As the company said on its website Wednesday (May 4), it had previously relied on simple one-way transfers of tokens such as SOL, USDC and non-fungible tokens (NFTs) and other tokens.
“These were fantastic starting points to enable truly decentralized payments,” Solana said.
“But with transaction requests, it’s now possible to bring any Solana transaction into the real world through an interactive request between a checkout app and a mobile wallet, enabling NFT minting, dynamic discounts, tokenized loyalty programs, and so much more.”
Learn more: PYMNTS Blockchain Series: What Is Solana?

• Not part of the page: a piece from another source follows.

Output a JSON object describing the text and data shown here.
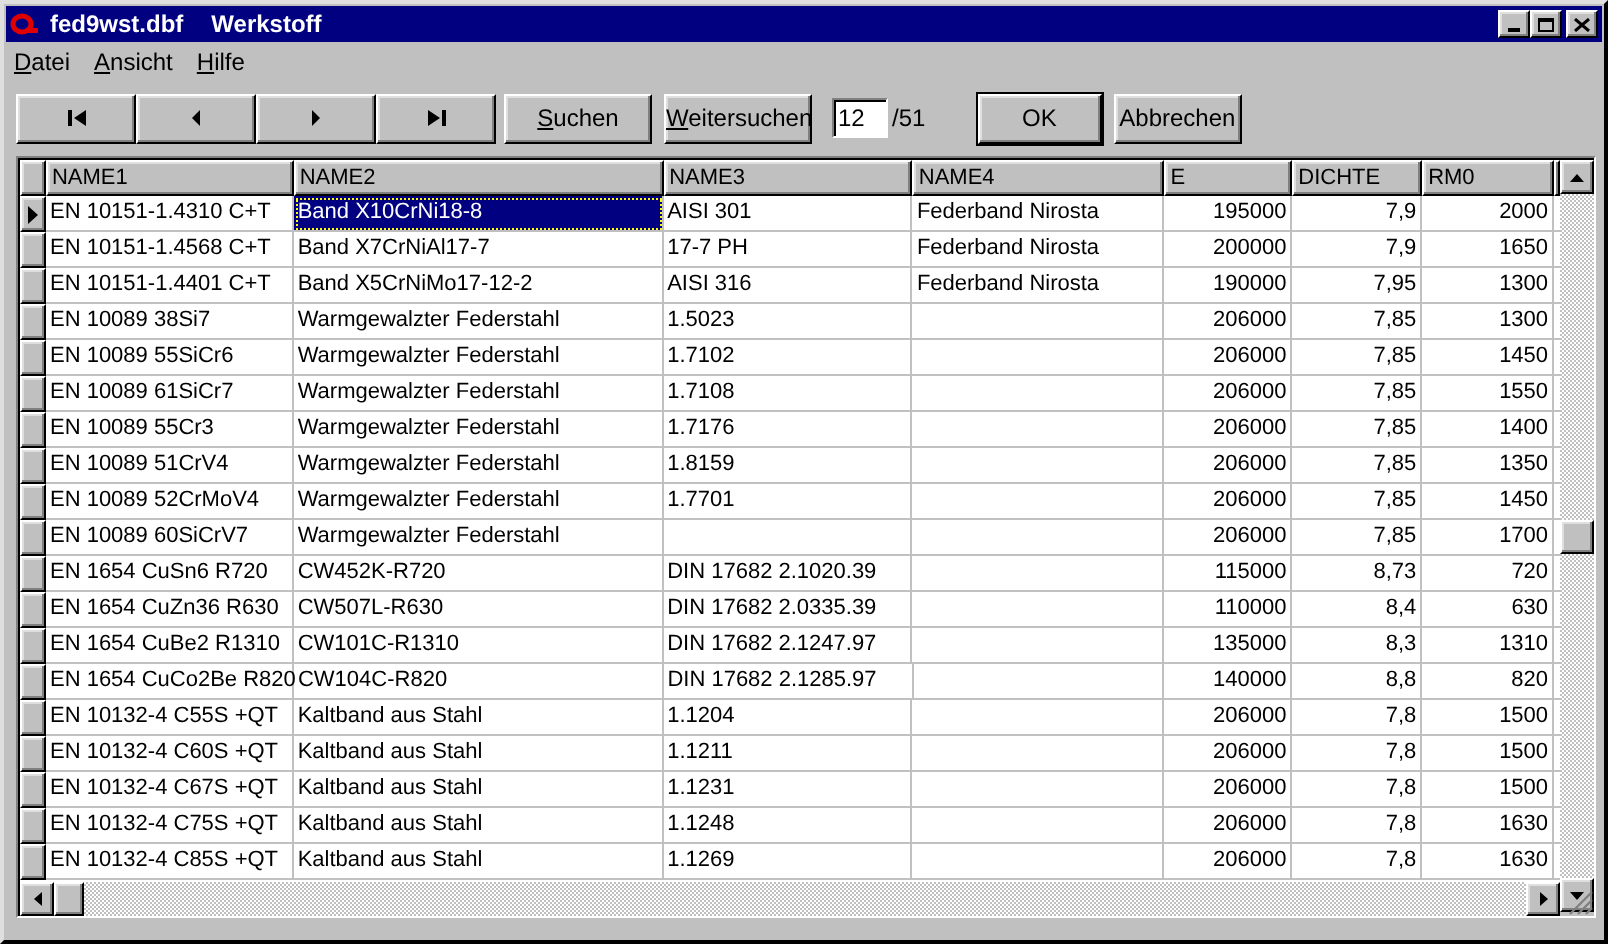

According to Solana, customers can scan a merchant QR code, which the wallet app interprets as a Solana Pay transaction request URL.
From there, the wallet makes an HTTP request to the merchant API. The merchants receive the request with the wallet address and can reply with a customized transaction for the customer. Just as with any transaction, the wallet shows the transaction detail to the customer, who can then approve or decline it with their private key.
Earlier this year, Bank of America Digital Asset Strategist Alkesh Shah wrote that Solana could become the “Visa of the digital asset ecosystem.”
His reasoning is that its “ability to provide high throughput, low cost and ease of use creates a blockchain optimized for consumer use cases like micropayments, [decentralized finance (DeFi)], [nonfungible tokens (NFTs)], decentralized networks (Web3) and gaming.”
Read more: Solana Pay Launches as Low-Cost, Instant Crypto Payment for Everyday Purchases
In February, Solana launched a point-of-sale (POS) payment product that lets merchants accept the USD Coin (USDC) stablecoin and other cryptocurrencies with small fees almost instantly.
The company called it the “next generation of merchant payment and commerce rails,” offering “low cost, instant settlement for online and in-store payments,” as well as “immediate” settlement, fees of fractions of a cent, and scalability up to 60,000 transactions per second (TPS), which it said rivals Visa’s 65,000 TPS.